Rosindell, we are sure, would be a great addition to Iain Duncan Smith’s frontbench home affairs team. Maybe the asylum and immigration portfolio would suit him. To Rosindell, asylum seekers are ‘frauds who have come here to take us for a ride’. Forced to quit the anti-immigration, far-right Monday Group during Iain Duncan Smith’s short-lived early modernising phase, the honourable member for Romford wailed: ‘The symbolic action that the Conservative party needs to take is to prove that we as a party want everybody to support us and to join us and to be candidates… we are not going to start going down the route of political correctness.’ Supporters of the ‘socialist’ British National Party – Rosindell’s 2001 description of the fascist party – need not, we should imagine, apply.

But it’s as a foreign office minister in a future Tory government that we think Rosindell would really shine. In the 1980s, he was a keen supporter of arming the Contras in Nicaragua.

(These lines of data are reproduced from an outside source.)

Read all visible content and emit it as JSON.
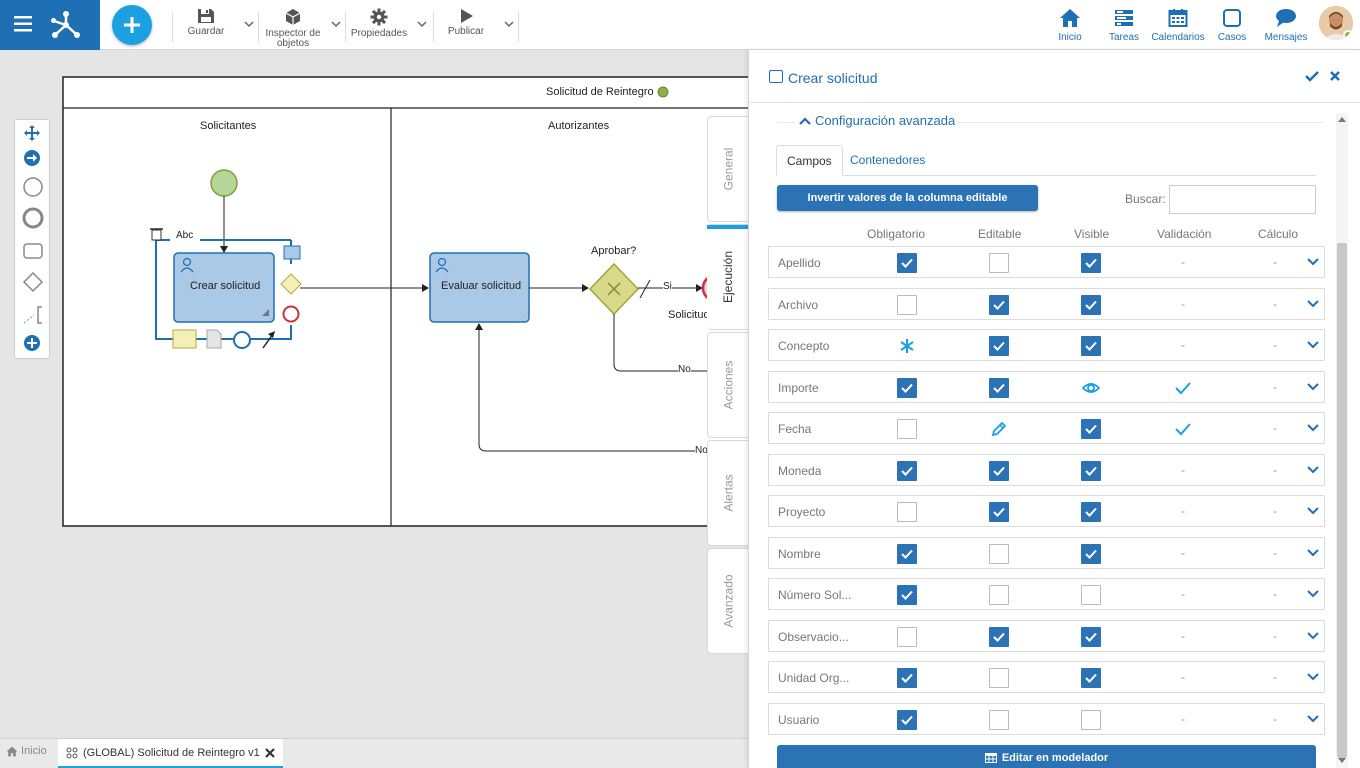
{
  "toolbar": {
    "guardar": "Guardar",
    "inspector_line1": "Inspector de",
    "inspector_line2": "objetos",
    "propiedades": "Propiedades",
    "publicar": "Publicar"
  },
  "nav": {
    "inicio": "Inicio",
    "tareas": "Tareas",
    "calendarios": "Calendarios",
    "casos": "Casos",
    "mensajes": "Mensajes"
  },
  "diagram": {
    "pool_title": "Solicitud de Reintegro",
    "lane1": "Solicitantes",
    "lane2": "Autorizantes",
    "task1": "Crear solicitud",
    "task2": "Evaluar solicitud",
    "gateway_label": "Aprobar?",
    "flow_si": "Si",
    "flow_no1": "No",
    "flow_no2": "No",
    "end_label": "Solicitud",
    "abc": "Abc"
  },
  "side_tabs": [
    "General",
    "Ejecución",
    "Acciones",
    "Alertas",
    "Avanzado"
  ],
  "bottom": {
    "home_tab": "Inicio",
    "process_tab": "(GLOBAL) Solicitud de Reintegro v1"
  },
  "panel": {
    "title": "Crear solicitud",
    "section": "Configuración avanzada",
    "tabs": [
      "Campos",
      "Contenedores"
    ],
    "invert_button": "Invertir valores de la columna editable",
    "search_label": "Buscar:",
    "search_value": "",
    "columns": [
      "Obligatorio",
      "Editable",
      "Visible",
      "Validación",
      "Cálculo"
    ],
    "rows": [
      {
        "name": "Apellido",
        "obligatorio": "on",
        "editable": "off",
        "visible": "on",
        "validacion": "-",
        "calculo": "-"
      },
      {
        "name": "Archivo",
        "obligatorio": "off",
        "editable": "on",
        "visible": "on",
        "validacion": "-",
        "calculo": "-"
      },
      {
        "name": "Concepto",
        "obligatorio": "asterisk",
        "editable": "on",
        "visible": "on",
        "validacion": "-",
        "calculo": "-"
      },
      {
        "name": "Importe",
        "obligatorio": "on",
        "editable": "on",
        "visible": "eye",
        "validacion": "check",
        "calculo": "-"
      },
      {
        "name": "Fecha",
        "obligatorio": "off",
        "editable": "pencil",
        "visible": "on",
        "validacion": "check",
        "calculo": "-"
      },
      {
        "name": "Moneda",
        "obligatorio": "on",
        "editable": "on",
        "visible": "on",
        "validacion": "-",
        "calculo": "-"
      },
      {
        "name": "Proyecto",
        "obligatorio": "off",
        "editable": "on",
        "visible": "on",
        "validacion": "-",
        "calculo": "-"
      },
      {
        "name": "Nombre",
        "obligatorio": "on",
        "editable": "off",
        "visible": "on",
        "validacion": "-",
        "calculo": "-"
      },
      {
        "name": "Número Sol...",
        "obligatorio": "on",
        "editable": "off",
        "visible": "off",
        "validacion": "-",
        "calculo": "-"
      },
      {
        "name": "Observacio...",
        "obligatorio": "off",
        "editable": "on",
        "visible": "on",
        "validacion": "-",
        "calculo": "-"
      },
      {
        "name": "Unidad Org...",
        "obligatorio": "on",
        "editable": "off",
        "visible": "on",
        "validacion": "-",
        "calculo": "-"
      },
      {
        "name": "Usuario",
        "obligatorio": "on",
        "editable": "off",
        "visible": "off",
        "validacion": "-",
        "calculo": "-"
      }
    ],
    "edit_button": "Editar en modelador"
  },
  "colors": {
    "primary": "#1f6fb5",
    "accent": "#1ba1e2",
    "button": "#2c73b5"
  }
}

This fetish for foreign rightwingers is also evident in Rosindell’s flirtation with the post-fascist Alleanza Nazionale party (now part of Silvio Berlusconi’s governing coalition). In 1999, Rosindell emailed the leader of Alleanza Nazionale’s youth wing, Azione Giovani, and rather touchingly told him: ‘I am very proud to be associated with Azione Giovani.’

A former director of the European Foundation, Rosindell also believes that, ‘We don’t need a President of Europe, we don’t need a government of Europe, we don’t need a European Parliament in my opinion.’ He is, furthermore, deeply concerned for the interests of those East European countries about to join the EU. ‘What they don’t need,’ he told the Bruges Group website, ‘having broken away from one socialist bloc is to be tied into another.’

Maybe, though, Rosindell should raise his sights. Earthly matters are perhaps too limiting for a man of such talents. Not, as you might expect, a big fan of ‘trendy vicars’, Rosindell urges the clergy to ‘pay more attention to the Gospel rather than the Guardian.’ Perhaps Prime Minister Duncan Smith could consider making Rosindell the next Archbishop of Canterbury.